The SHARKS[1] Program seeks to develop new designs for economically attractive Hydrokinetic Turbines (HKT) for tidal and riverine currents. Tidal and riverine energy resources are renewable, have the advantage of being highly reliable and predictable, and are often co-located with demand centers, while HKT devices can be designed with low visual profiles and minimal environmental impact. These energy-producing devices are also uniquely suited for micro-grid applications, supplying energy to remote communities and other “blue economy” or utility-scale applications. This Program is aimed at applying Control Co-Design (CCD), Co-Design (CD) and Designing-for-OpEx (DFO) methodologies to HKT design. These three design methodologies require the concurrent (rather than sequential) application of a wide range of disciplines, starting at the conceptual design stage. The technical challenges that inhibit the development of highly efficient HKT designs are mutually dependent, and require expertise from a range of scientific and engineering fields for optimization. These codependent technical challenges make HKT design a perfect candidate for CCD, CD and DFO, and will necessitate the formation of multi-disciplinary teams to resolve their inherently coupled design considerations.

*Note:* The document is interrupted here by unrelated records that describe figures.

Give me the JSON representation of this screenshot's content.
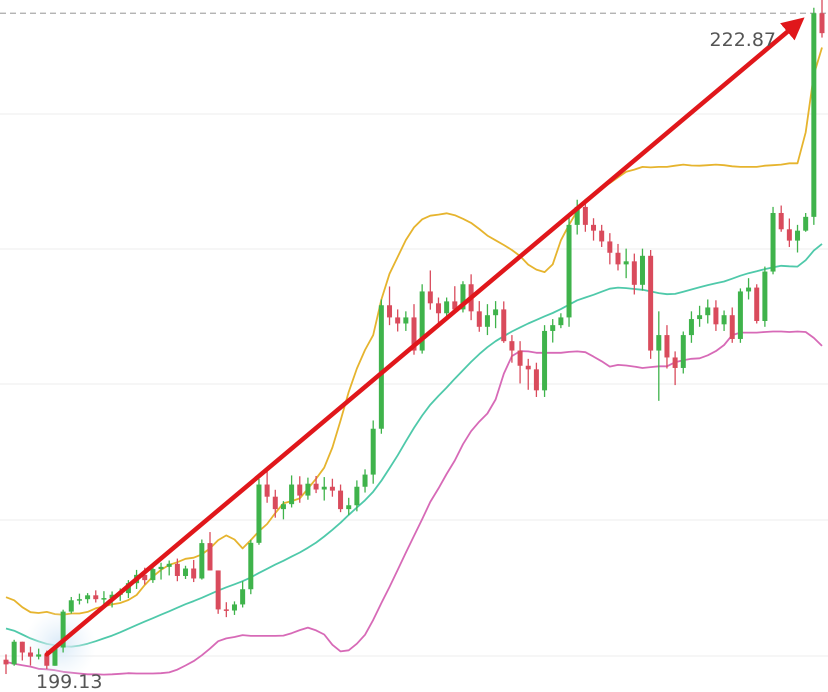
{
  "chart_data": {
    "type": "candlestick",
    "ylim": [
      198.3,
      223.35
    ],
    "x": [
      0,
      1,
      2,
      3,
      4,
      5,
      6,
      7,
      8,
      9,
      10,
      11,
      12,
      13,
      14,
      15,
      16,
      17,
      18,
      19,
      20,
      21,
      22,
      23,
      24,
      25,
      26,
      27,
      28,
      29,
      30,
      31,
      32,
      33,
      34,
      35,
      36,
      37,
      38,
      39,
      40,
      41,
      42,
      43,
      44,
      45,
      46,
      47,
      48,
      49,
      50,
      51,
      52,
      53,
      54,
      55,
      56,
      57,
      58,
      59,
      60,
      61,
      62,
      63,
      64,
      65,
      66,
      67,
      68,
      69,
      70,
      71,
      72,
      73,
      74,
      75,
      76,
      77,
      78,
      79,
      80,
      81,
      82,
      83,
      84,
      85,
      86,
      87,
      88,
      89,
      90,
      91,
      92,
      93,
      94,
      95,
      96,
      97,
      98,
      99,
      100
    ],
    "candles": [
      [
        199.47,
        199.66,
        198.95,
        199.3
      ],
      [
        199.3,
        200.19,
        199.25,
        200.12
      ],
      [
        200.12,
        200.12,
        199.44,
        199.73
      ],
      [
        199.73,
        199.94,
        199.26,
        199.58
      ],
      [
        199.58,
        199.87,
        199.48,
        199.66
      ],
      [
        199.66,
        199.8,
        199.13,
        199.25
      ],
      [
        199.25,
        199.94,
        199.25,
        199.91
      ],
      [
        199.91,
        201.28,
        199.73,
        201.21
      ],
      [
        201.21,
        201.74,
        201.14,
        201.62
      ],
      [
        201.62,
        201.86,
        201.47,
        201.66
      ],
      [
        201.66,
        201.88,
        201.51,
        201.8
      ],
      [
        201.8,
        201.98,
        201.54,
        201.66
      ],
      [
        201.66,
        201.95,
        201.43,
        201.7
      ],
      [
        201.7,
        201.94,
        201.36,
        201.82
      ],
      [
        201.82,
        202.05,
        201.6,
        201.88
      ],
      [
        201.88,
        202.35,
        201.7,
        202.24
      ],
      [
        202.24,
        202.72,
        202.03,
        202.54
      ],
      [
        202.54,
        202.8,
        202.19,
        202.35
      ],
      [
        202.35,
        202.91,
        202.25,
        202.75
      ],
      [
        202.75,
        202.98,
        202.37,
        202.83
      ],
      [
        202.83,
        203.06,
        202.52,
        202.94
      ],
      [
        202.94,
        203.13,
        202.31,
        202.5
      ],
      [
        202.5,
        202.87,
        202.39,
        202.77
      ],
      [
        202.77,
        203.08,
        202.28,
        202.41
      ],
      [
        202.41,
        203.82,
        202.37,
        203.69
      ],
      [
        203.69,
        204.09,
        202.7,
        202.7
      ],
      [
        202.7,
        202.7,
        201.13,
        201.29
      ],
      [
        201.29,
        201.55,
        201.01,
        201.25
      ],
      [
        201.25,
        201.58,
        201.09,
        201.47
      ],
      [
        201.47,
        202.31,
        201.36,
        202.02
      ],
      [
        202.02,
        203.81,
        201.84,
        203.7
      ],
      [
        203.7,
        206.02,
        203.63,
        205.81
      ],
      [
        205.81,
        206.32,
        205.15,
        205.37
      ],
      [
        205.37,
        205.62,
        204.61,
        204.92
      ],
      [
        204.92,
        205.21,
        204.55,
        205.1
      ],
      [
        205.1,
        206.14,
        204.98,
        205.81
      ],
      [
        205.81,
        206.11,
        205.15,
        205.41
      ],
      [
        205.41,
        206.06,
        205.26,
        205.84
      ],
      [
        205.84,
        206.12,
        205.5,
        205.63
      ],
      [
        205.63,
        206.08,
        205.23,
        205.73
      ],
      [
        205.73,
        206.02,
        205.37,
        205.59
      ],
      [
        205.59,
        205.81,
        204.81,
        204.92
      ],
      [
        204.92,
        205.33,
        204.7,
        205.06
      ],
      [
        205.06,
        205.96,
        204.84,
        205.73
      ],
      [
        205.73,
        206.36,
        205.52,
        206.17
      ],
      [
        206.17,
        208.13,
        205.84,
        207.83
      ],
      [
        207.83,
        212.51,
        207.65,
        212.3
      ],
      [
        212.3,
        212.98,
        211.58,
        211.86
      ],
      [
        211.86,
        212.15,
        211.35,
        211.64
      ],
      [
        211.64,
        212.08,
        211.37,
        211.86
      ],
      [
        211.86,
        212.34,
        210.51,
        210.66
      ],
      [
        210.66,
        213.06,
        210.55,
        212.8
      ],
      [
        212.8,
        213.56,
        212.14,
        212.37
      ],
      [
        212.37,
        212.58,
        211.52,
        212.01
      ],
      [
        212.01,
        212.58,
        211.86,
        212.44
      ],
      [
        212.44,
        212.99,
        212.01,
        212.15
      ],
      [
        212.15,
        213.17,
        212.04,
        213.06
      ],
      [
        213.06,
        213.42,
        211.76,
        212.08
      ],
      [
        212.08,
        212.45,
        211.34,
        211.52
      ],
      [
        211.52,
        212.34,
        211.22,
        211.94
      ],
      [
        211.94,
        212.45,
        211.47,
        212.15
      ],
      [
        212.15,
        212.44,
        210.94,
        211.0
      ],
      [
        211.0,
        211.22,
        210.22,
        210.66
      ],
      [
        210.66,
        211.0,
        209.47,
        210.11
      ],
      [
        210.11,
        210.36,
        209.24,
        209.98
      ],
      [
        209.98,
        210.22,
        208.98,
        209.22
      ],
      [
        209.22,
        211.58,
        208.98,
        211.37
      ],
      [
        211.37,
        211.8,
        210.95,
        211.58
      ],
      [
        211.58,
        212.01,
        211.47,
        211.86
      ],
      [
        211.86,
        215.5,
        211.52,
        215.21
      ],
      [
        215.21,
        216.12,
        214.86,
        215.86
      ],
      [
        215.86,
        216.08,
        214.96,
        215.21
      ],
      [
        215.21,
        215.45,
        214.64,
        215.0
      ],
      [
        215.0,
        215.21,
        214.41,
        214.61
      ],
      [
        214.61,
        214.91,
        213.78,
        214.2
      ],
      [
        214.2,
        214.52,
        213.56,
        213.78
      ],
      [
        213.78,
        214.35,
        213.28,
        213.89
      ],
      [
        213.89,
        214.17,
        212.69,
        213.04
      ],
      [
        213.04,
        214.35,
        212.83,
        214.09
      ],
      [
        214.09,
        214.3,
        210.36,
        210.66
      ],
      [
        210.66,
        212.08,
        208.84,
        211.22
      ],
      [
        211.22,
        211.58,
        210.01,
        210.41
      ],
      [
        210.41,
        210.63,
        209.41,
        210.03
      ],
      [
        210.03,
        211.35,
        209.83,
        211.22
      ],
      [
        211.22,
        212.08,
        210.94,
        211.8
      ],
      [
        211.8,
        212.28,
        211.52,
        211.94
      ],
      [
        211.94,
        212.51,
        211.64,
        212.22
      ],
      [
        212.22,
        212.48,
        211.37,
        211.61
      ],
      [
        211.61,
        212.11,
        211.37,
        211.94
      ],
      [
        211.94,
        212.22,
        210.94,
        211.08
      ],
      [
        211.08,
        212.91,
        210.94,
        212.8
      ],
      [
        212.8,
        213.28,
        212.51,
        212.94
      ],
      [
        212.94,
        213.06,
        211.64,
        211.73
      ],
      [
        211.73,
        213.7,
        211.52,
        213.52
      ],
      [
        213.52,
        215.86,
        213.42,
        215.64
      ],
      [
        215.64,
        215.91,
        214.96,
        215.05
      ],
      [
        215.05,
        215.44,
        214.41,
        214.64
      ],
      [
        214.64,
        215.21,
        214.21,
        215.0
      ],
      [
        215.0,
        215.64,
        214.96,
        215.5
      ],
      [
        215.5,
        223.07,
        215.21,
        222.87
      ],
      [
        222.87,
        223.42,
        221.99,
        222.15
      ]
    ],
    "series": [
      {
        "name": "",
        "color": "#e6b42e",
        "values": [
          201.73,
          201.62,
          201.37,
          201.19,
          201.16,
          201.2,
          201.12,
          201.1,
          201.14,
          201.14,
          201.2,
          201.33,
          201.4,
          201.47,
          201.52,
          201.63,
          201.81,
          202.17,
          202.48,
          202.72,
          202.9,
          203.0,
          203.12,
          203.16,
          203.28,
          203.5,
          203.8,
          203.97,
          203.82,
          203.5,
          203.8,
          204.12,
          204.38,
          204.78,
          205.13,
          205.21,
          205.31,
          205.66,
          206.02,
          206.42,
          207.15,
          208.13,
          209.16,
          210.01,
          210.68,
          211.22,
          212.51,
          213.44,
          214.05,
          214.66,
          215.12,
          215.41,
          215.54,
          215.58,
          215.63,
          215.56,
          215.43,
          215.28,
          215.06,
          214.82,
          214.65,
          214.48,
          214.3,
          214.08,
          213.77,
          213.59,
          213.5,
          213.78,
          214.65,
          215.21,
          215.72,
          216.12,
          216.31,
          216.59,
          216.72,
          216.93,
          217.13,
          217.21,
          217.31,
          217.29,
          217.31,
          217.31,
          217.35,
          217.39,
          217.36,
          217.35,
          217.37,
          217.39,
          217.37,
          217.33,
          217.31,
          217.31,
          217.31,
          217.35,
          217.37,
          217.39,
          217.44,
          217.44,
          218.56,
          220.64,
          221.63
        ]
      },
      {
        "name": "",
        "color": "#4fc9aa",
        "values": [
          200.6,
          200.52,
          200.38,
          200.24,
          200.13,
          200.04,
          199.99,
          199.95,
          199.94,
          199.98,
          200.05,
          200.14,
          200.24,
          200.34,
          200.46,
          200.59,
          200.72,
          200.85,
          200.97,
          201.1,
          201.22,
          201.35,
          201.48,
          201.59,
          201.71,
          201.84,
          201.97,
          202.09,
          202.2,
          202.31,
          202.45,
          202.61,
          202.76,
          202.91,
          203.05,
          203.2,
          203.35,
          203.52,
          203.71,
          203.93,
          204.17,
          204.43,
          204.71,
          204.98,
          205.24,
          205.55,
          205.95,
          206.4,
          206.87,
          207.37,
          207.86,
          208.31,
          208.7,
          209.02,
          209.32,
          209.64,
          209.95,
          210.25,
          210.53,
          210.78,
          211.0,
          211.18,
          211.35,
          211.5,
          211.64,
          211.77,
          211.9,
          212.02,
          212.16,
          212.32,
          212.48,
          212.58,
          212.68,
          212.79,
          212.9,
          212.94,
          212.92,
          212.89,
          212.86,
          212.8,
          212.74,
          212.7,
          212.71,
          212.79,
          212.87,
          212.95,
          213.03,
          213.1,
          213.16,
          213.26,
          213.37,
          213.46,
          213.53,
          213.61,
          213.67,
          213.73,
          213.71,
          213.7,
          213.93,
          214.28,
          214.52
        ]
      },
      {
        "name": "",
        "color": "#d76ab7",
        "values": [
          199.39,
          199.32,
          199.27,
          199.22,
          199.14,
          199.12,
          199.09,
          199.03,
          199.0,
          198.97,
          198.94,
          198.94,
          198.93,
          198.94,
          198.96,
          198.98,
          198.97,
          198.97,
          198.97,
          198.98,
          199.01,
          199.11,
          199.26,
          199.42,
          199.63,
          199.87,
          200.14,
          200.24,
          200.29,
          200.36,
          200.33,
          200.33,
          200.33,
          200.33,
          200.34,
          200.43,
          200.54,
          200.63,
          200.53,
          200.38,
          200.01,
          199.77,
          199.81,
          200.05,
          200.37,
          200.91,
          201.52,
          202.1,
          202.72,
          203.34,
          203.95,
          204.56,
          205.18,
          205.67,
          206.19,
          206.68,
          207.27,
          207.74,
          208.09,
          208.38,
          208.89,
          209.82,
          210.46,
          210.64,
          210.63,
          210.58,
          210.58,
          210.58,
          210.58,
          210.61,
          210.63,
          210.6,
          210.44,
          210.27,
          210.08,
          210.14,
          210.12,
          210.08,
          210.03,
          210.06,
          210.09,
          210.09,
          210.24,
          210.31,
          210.36,
          210.38,
          210.49,
          210.64,
          210.86,
          211.22,
          211.31,
          211.31,
          211.31,
          211.33,
          211.35,
          211.35,
          211.33,
          211.35,
          211.33,
          211.12,
          210.83
        ]
      }
    ],
    "labels": {
      "high": "222.87",
      "low": "199.13"
    },
    "trend_arrow": {
      "from": [
        5,
        199.66
      ],
      "to": [
        98,
        222.73
      ],
      "color": "#e0171b"
    },
    "colors": {
      "up": "#3fb34b",
      "down": "#d94b5c",
      "grid": "#ececec",
      "ref_line": "#aaaaaa"
    }
  }
}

This Program seeks to fund the development of new HKT designs that include, but are not limited to, hydrodynamics, mechanical structures, materials, hydro-structural interactions, electrical energy conversion systems, control systems, numerical simulations and experimental validations. Simultaneous consideration of the full problem can result in operational designs that are optimal, and suitable for deployment in a wide variety of tidal and riverine energy environments. The SHARKS Program seeks new HKT designs that are optimized within a Metric Space that quantifies the swept rotor area per unit of equivalent mass and the water-to-electron power generation efficiency, while navigating across LCOE (Levelized Cost of Energy) contours of constant value or isolines. Projects in this Program will develop radically new HKT designs that offer a significant reduction in LCOE (~60%) compared to the current state-of-the-art –see Table 9. These designs will need to reduce the LCOE through a multi-faceted approach that includes increasing generation efficiency, increasing rotor area per unit of equivalent system mass, lowering operating and maintenance costs, and minimizing potential negative impacts on the surrounding environment, among other considerations. It is expected that projects will include physical testing of the critical systems and sub-systems in the water to prove the assumptions underlying the device’s design.
[1] SHARKS is the acronym for “Submarine Hydrokinetic And Riverine Kilo-megawatt Systems.”